Berlin - Die Plagiatsaffäre um die SPD-Spitzenkandidatin für die Berliner Abgeordnetenhauswahl, Franziska Giffey, ist um ein Kapitel reicher: Nachdem sie bereits wegen Täuschungsvorwürfen im Zusammenhang mit ihrer Doktorarbeit den Posten als Bundesfamilienministerin geräumt hatte, gibt es nun neue Plagiatsvorwürfe gegen sie – diesmal wegen ihrer Masterarbeit. Dies berichtet das Internetportal t-online und zitiert den Professor für Sprachwissenschaften an der FU Berlin, Anatol Stefanowitsch, mit den Worten: „Die Masterarbeit ist in großen Teilen ein Flickenteppich aus Plagiaten. Einfachste Grundsätze des wissenschaftlichen Arbeitens wurden verletzt.“ Er habe das Dokument gründlich geprüft.     
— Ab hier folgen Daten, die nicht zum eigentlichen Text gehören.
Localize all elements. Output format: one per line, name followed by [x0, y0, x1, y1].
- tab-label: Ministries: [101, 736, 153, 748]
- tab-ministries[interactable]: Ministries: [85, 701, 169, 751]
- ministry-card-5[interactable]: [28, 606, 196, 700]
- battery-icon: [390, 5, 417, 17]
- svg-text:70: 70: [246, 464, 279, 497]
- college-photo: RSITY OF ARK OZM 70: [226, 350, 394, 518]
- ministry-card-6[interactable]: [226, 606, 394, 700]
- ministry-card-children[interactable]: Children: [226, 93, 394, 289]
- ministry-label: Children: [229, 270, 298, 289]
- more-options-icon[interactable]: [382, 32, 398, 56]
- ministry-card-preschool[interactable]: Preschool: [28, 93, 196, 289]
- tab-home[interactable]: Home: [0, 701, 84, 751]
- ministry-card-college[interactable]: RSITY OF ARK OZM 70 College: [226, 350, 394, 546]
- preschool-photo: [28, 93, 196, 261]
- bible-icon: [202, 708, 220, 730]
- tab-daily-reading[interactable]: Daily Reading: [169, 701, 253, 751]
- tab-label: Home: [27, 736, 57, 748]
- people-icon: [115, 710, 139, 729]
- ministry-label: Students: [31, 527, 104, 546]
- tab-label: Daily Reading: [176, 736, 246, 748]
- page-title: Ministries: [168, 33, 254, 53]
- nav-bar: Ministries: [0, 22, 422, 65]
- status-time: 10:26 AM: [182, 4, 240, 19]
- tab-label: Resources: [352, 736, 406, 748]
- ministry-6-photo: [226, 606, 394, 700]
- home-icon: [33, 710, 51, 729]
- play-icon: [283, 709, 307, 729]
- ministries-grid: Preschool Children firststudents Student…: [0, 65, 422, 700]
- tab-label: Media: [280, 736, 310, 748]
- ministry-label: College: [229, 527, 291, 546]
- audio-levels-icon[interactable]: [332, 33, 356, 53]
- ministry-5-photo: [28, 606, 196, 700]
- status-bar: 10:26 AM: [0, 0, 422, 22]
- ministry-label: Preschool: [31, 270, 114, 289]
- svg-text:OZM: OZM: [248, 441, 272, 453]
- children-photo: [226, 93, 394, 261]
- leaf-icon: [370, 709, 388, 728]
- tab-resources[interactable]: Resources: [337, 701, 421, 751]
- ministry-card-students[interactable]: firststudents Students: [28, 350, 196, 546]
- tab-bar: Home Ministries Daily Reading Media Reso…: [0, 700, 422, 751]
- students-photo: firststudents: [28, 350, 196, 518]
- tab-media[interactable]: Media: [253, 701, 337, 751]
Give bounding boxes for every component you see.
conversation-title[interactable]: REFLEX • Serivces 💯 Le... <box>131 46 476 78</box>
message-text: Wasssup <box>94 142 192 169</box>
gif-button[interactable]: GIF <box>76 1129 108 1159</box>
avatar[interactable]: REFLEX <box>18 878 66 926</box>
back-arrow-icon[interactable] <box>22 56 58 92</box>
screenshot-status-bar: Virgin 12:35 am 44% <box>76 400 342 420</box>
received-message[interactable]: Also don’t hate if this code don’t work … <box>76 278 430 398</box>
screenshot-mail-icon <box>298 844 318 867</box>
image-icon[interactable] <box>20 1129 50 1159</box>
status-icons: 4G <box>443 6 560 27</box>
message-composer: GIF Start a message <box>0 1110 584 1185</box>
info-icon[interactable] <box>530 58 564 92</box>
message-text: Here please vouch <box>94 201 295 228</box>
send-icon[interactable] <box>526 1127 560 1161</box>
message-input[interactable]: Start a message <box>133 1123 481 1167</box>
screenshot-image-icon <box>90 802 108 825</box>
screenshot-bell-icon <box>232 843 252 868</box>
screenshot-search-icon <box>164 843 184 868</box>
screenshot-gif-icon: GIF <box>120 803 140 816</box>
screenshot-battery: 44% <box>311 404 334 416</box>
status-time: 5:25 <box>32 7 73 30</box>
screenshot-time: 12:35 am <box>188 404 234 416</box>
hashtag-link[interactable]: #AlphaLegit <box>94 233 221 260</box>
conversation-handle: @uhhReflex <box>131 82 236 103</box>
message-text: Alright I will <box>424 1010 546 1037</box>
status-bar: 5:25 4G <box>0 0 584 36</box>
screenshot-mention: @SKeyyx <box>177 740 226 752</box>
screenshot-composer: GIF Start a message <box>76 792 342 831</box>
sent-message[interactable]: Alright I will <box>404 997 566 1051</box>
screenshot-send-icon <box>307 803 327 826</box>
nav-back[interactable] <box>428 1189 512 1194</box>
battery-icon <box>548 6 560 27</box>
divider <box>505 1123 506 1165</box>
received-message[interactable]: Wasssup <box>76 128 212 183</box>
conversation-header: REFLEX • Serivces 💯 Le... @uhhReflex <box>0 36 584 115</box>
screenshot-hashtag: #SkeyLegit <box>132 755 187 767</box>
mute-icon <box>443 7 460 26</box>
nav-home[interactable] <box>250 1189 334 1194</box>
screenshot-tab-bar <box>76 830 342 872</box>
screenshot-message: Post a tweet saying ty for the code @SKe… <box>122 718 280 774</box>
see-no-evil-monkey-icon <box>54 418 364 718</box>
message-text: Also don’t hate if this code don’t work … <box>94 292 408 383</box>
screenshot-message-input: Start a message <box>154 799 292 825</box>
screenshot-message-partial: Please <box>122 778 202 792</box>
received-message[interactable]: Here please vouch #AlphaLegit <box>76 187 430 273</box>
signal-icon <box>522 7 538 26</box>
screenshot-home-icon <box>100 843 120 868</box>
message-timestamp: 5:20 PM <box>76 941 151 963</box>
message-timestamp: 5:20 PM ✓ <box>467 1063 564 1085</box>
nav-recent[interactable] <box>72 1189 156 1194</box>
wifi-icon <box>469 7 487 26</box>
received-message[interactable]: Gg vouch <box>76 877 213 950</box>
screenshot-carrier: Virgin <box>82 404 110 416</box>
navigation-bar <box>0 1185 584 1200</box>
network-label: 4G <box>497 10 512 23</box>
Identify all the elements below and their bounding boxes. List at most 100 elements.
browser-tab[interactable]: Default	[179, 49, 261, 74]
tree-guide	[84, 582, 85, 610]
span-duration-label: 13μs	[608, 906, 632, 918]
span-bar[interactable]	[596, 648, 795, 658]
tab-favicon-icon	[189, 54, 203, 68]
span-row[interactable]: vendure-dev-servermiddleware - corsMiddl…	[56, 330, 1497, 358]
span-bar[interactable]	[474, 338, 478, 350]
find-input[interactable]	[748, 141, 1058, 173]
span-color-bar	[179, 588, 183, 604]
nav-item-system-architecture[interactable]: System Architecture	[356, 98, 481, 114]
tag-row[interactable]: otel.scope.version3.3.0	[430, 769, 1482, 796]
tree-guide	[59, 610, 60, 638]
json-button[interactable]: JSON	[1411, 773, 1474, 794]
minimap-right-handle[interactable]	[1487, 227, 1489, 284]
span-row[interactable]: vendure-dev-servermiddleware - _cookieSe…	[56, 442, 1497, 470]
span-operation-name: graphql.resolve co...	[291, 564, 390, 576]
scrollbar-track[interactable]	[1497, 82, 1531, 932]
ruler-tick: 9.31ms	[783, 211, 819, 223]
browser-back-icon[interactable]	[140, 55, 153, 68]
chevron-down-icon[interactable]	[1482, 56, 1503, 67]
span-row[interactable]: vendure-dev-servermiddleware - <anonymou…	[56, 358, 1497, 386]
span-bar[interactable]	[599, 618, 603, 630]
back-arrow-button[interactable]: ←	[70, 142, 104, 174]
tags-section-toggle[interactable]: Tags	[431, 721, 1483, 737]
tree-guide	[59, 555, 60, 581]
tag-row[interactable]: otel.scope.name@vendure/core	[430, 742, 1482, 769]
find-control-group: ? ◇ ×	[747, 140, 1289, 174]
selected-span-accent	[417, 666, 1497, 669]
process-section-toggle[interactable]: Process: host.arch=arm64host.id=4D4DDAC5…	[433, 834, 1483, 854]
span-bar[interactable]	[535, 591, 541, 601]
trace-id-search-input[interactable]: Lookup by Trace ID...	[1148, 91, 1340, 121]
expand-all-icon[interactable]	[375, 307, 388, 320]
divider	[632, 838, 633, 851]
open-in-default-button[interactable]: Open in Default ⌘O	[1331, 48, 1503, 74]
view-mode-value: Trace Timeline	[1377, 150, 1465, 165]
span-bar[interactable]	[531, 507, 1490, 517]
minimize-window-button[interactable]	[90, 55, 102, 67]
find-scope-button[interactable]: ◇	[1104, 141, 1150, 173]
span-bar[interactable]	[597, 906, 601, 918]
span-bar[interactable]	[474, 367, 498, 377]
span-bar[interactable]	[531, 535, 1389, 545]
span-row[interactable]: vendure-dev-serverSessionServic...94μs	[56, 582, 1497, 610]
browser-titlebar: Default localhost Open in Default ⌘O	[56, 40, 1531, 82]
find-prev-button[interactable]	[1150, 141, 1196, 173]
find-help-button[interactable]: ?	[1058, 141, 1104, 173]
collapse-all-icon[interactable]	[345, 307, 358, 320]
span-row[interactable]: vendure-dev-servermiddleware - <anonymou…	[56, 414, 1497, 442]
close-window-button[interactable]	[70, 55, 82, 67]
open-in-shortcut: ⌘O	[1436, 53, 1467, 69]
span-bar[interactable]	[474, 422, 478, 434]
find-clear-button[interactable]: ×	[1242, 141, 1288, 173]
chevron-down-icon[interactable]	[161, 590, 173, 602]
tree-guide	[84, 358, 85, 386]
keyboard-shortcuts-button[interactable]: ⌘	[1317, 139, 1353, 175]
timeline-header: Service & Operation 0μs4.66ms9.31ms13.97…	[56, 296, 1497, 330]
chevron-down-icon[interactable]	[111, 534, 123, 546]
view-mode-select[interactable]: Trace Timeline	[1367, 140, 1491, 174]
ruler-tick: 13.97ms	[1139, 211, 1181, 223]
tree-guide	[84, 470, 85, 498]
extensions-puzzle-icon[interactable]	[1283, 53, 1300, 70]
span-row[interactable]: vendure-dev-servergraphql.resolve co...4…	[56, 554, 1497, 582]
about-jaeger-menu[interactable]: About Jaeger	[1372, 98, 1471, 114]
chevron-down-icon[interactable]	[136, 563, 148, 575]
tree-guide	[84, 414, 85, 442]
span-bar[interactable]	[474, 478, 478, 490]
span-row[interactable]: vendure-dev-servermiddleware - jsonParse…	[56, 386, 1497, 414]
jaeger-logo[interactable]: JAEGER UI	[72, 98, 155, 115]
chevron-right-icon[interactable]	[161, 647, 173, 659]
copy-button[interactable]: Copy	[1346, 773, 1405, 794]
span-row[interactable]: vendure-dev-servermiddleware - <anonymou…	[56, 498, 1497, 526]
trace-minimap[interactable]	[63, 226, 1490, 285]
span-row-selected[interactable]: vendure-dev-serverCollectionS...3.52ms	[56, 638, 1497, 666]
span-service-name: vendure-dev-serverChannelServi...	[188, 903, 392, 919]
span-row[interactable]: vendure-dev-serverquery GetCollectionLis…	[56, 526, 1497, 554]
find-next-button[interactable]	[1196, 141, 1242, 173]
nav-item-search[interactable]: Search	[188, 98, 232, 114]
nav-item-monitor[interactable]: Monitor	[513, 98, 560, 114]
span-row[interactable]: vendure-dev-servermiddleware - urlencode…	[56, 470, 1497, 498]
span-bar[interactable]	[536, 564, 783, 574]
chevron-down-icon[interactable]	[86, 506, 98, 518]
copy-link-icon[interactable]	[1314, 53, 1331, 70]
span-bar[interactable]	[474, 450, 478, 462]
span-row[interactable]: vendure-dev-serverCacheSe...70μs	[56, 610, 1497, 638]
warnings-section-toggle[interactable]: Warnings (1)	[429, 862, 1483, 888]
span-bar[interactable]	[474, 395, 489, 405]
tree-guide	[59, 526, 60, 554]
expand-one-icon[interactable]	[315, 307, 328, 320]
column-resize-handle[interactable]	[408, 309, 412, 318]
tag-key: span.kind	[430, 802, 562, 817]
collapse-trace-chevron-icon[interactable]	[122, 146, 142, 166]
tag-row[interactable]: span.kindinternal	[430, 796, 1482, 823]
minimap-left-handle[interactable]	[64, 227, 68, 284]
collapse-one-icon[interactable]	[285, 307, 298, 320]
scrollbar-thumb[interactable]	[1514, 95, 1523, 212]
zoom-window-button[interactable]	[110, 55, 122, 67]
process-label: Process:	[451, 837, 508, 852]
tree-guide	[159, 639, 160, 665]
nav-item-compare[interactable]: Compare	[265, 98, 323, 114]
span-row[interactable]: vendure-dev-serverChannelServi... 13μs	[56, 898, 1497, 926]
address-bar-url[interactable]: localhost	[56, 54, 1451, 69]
Professor Stefanowitsch und mehrere Kollegen haben nach eigenen Angaben bisher 62 Stellen mit mutmaßlichen Plagiaten in Giffeys Masterarbeit gefunden. So seien Absätze, ohne als Zitate gekennzeichnet zu sein, wörtlich aus anderen Quellen abgeschrieben oder herauskopiert worden. Dies betreffe wissenschaftliche Quellen, aber auch Informationen aus dem Internet. Stefanowitsch sagte gegenüber t-online: „Bei diesem flächendeckenden Vorgehen kann ich mir nur schwer vorstellen, dass es der Verfasserin nicht bewusst war.“

Masterarbeit „nach bestem Wissen und Gewissen gefertigt“

Franziska Giffey hatte ihre Masterarbeit „Der Europapreis der Parlamentarischen Versammlung des Europarats“ im Jahr 2005 an der Berliner Fachhochschule für Verwaltung und Rechtspflege vorgelegt. Bis heute hegt sie offenbar keine Zweifel an ihrer damaligen Leistung. Sie ließ, nachdem t-online eine Anfrage gestellt hatte, eine Rechtskanzlei mitteilen, dass sie ihre Masterarbeit „nach bestem Wissen und Gewissen gefertigt“ habe. Ähnlich äußerte sich Giffey wiederholt zu Fragen, die ihre Doktorarbeit betreffen. Die FU Berlin entzog ihr gleichwohl im Juni den Doktortitel.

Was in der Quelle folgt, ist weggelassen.